Es ist das 1. Wochenende im Juni, das Pfingstwochenende 2022 und durch die Stadt weht ein fröhlicher und ausgelassener Geist. Beim Joggen durch den Park früh am Morgen lächeln mich Entgegenkommende an. Die Cafés im Stadtzentrum quellen über. Die Menschen kaufen sich Kleidung, um sich für den Abend chic zu machen.
Die Kinder sind aufgeregter als an Weihnachten, seit Tagen proben sie und probieren unterschiedliche Outfits für die Aufführung aus.

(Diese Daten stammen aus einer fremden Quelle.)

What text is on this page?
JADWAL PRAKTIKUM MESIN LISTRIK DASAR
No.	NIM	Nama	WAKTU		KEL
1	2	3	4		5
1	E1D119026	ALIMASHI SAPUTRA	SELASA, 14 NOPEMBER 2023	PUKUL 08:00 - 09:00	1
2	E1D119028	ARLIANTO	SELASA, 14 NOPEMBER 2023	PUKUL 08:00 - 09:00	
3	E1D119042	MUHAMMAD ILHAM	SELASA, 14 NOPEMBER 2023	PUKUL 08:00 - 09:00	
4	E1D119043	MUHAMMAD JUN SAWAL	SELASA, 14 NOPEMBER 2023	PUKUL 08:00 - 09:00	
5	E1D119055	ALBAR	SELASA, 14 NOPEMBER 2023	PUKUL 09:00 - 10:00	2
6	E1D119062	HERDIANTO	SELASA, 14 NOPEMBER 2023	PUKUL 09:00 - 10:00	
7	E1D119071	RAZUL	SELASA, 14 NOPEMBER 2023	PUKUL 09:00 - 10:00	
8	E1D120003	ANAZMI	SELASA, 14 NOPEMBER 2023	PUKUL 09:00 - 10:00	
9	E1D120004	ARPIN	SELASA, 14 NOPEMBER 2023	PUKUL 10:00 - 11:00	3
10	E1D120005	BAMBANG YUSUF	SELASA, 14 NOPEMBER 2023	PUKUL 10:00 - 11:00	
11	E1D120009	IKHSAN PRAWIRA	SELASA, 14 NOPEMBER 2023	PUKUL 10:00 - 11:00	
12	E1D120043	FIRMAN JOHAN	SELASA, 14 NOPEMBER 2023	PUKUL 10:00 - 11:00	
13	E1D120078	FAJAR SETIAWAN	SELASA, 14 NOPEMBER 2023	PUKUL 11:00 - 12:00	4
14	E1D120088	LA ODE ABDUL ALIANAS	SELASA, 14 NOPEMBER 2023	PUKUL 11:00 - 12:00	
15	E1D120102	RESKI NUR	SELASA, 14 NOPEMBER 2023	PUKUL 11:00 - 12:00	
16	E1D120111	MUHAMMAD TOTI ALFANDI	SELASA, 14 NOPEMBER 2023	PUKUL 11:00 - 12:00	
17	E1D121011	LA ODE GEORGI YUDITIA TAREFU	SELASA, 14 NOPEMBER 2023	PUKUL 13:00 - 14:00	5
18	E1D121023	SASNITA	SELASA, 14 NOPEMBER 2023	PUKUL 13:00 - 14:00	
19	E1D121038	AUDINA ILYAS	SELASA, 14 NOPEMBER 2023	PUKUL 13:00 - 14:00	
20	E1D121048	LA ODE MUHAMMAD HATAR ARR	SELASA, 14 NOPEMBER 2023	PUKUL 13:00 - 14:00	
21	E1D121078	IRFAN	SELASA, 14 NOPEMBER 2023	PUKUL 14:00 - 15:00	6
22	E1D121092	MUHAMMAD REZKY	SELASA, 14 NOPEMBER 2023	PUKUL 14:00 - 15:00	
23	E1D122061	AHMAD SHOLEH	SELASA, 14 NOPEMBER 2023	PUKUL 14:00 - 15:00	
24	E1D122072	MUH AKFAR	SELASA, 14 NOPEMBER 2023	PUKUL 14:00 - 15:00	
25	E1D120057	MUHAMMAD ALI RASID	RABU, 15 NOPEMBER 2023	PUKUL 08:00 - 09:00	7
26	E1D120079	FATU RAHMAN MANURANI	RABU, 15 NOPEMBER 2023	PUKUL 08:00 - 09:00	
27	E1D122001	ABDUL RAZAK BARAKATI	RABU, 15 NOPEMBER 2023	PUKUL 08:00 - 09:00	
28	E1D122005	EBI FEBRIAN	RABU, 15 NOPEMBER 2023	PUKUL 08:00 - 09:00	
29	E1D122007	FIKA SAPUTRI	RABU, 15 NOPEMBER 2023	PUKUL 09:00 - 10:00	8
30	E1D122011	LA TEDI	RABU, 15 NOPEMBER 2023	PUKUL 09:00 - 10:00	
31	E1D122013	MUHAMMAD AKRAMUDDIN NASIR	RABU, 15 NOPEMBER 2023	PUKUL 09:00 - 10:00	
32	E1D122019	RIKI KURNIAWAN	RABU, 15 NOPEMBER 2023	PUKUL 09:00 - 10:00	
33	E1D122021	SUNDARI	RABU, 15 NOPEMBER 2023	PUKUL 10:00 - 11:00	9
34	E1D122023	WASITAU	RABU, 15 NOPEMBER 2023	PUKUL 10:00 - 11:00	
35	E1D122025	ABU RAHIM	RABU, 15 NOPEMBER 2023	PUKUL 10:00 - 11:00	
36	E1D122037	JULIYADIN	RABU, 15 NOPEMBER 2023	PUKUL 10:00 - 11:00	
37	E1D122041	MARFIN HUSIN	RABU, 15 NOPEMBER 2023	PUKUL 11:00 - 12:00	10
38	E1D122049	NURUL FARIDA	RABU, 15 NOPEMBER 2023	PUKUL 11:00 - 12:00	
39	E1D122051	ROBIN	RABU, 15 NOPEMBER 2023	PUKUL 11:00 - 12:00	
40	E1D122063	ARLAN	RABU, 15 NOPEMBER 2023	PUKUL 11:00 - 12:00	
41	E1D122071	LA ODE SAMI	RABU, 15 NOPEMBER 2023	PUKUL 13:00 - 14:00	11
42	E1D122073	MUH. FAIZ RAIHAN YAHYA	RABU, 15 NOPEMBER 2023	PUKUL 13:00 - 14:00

An diesem Freitagabend findet in der Schule, nach zwei Jahren zum 1. Mal wieder ein großes Happening statt. Die Aula ist dicht gefüllt mit erwartungsvollen Eltern, Freunden und Gästen. Die Kinder und Jugendlichen aller Jahrgänge führen auf was sie können. Sie sind Sängerinnen, Musiker, Schauspieler, Künstler und Köche.

Wir sitzen in der Menge, dicht gedrängt und spüren und genießen die Wende. Alle sind wieder zusammen, sehen sich an, winken sich zu, applaudieren, feiern und stehen zusammen und plaudern.
Am Samstagabend ist der Dom gefüllt. 80 Chorkinder führen mit Orchester und Solisten Haydns Schöpfung auf. Wir sitzen da und staunen, wie viele Kinder es gibt, wie schön ihre Stimmen klingen und wie wunderbar alle zusammen, Große und Kleine, Profis und Laien, uns, das Publikum beglücken, mit Musik, mit einem so großen Miteinander.

Heute, am Pfingstsonntag weht der Geist in der voll besetzten Kirchenschiff. Alle, die Gemeinde, das Orchester und der Chor lassen sich tragen von der Pfingstkantate Bachs (BWV 74). Wir stehen im Chor dicht beieinander und ich fühle mich beschenkt.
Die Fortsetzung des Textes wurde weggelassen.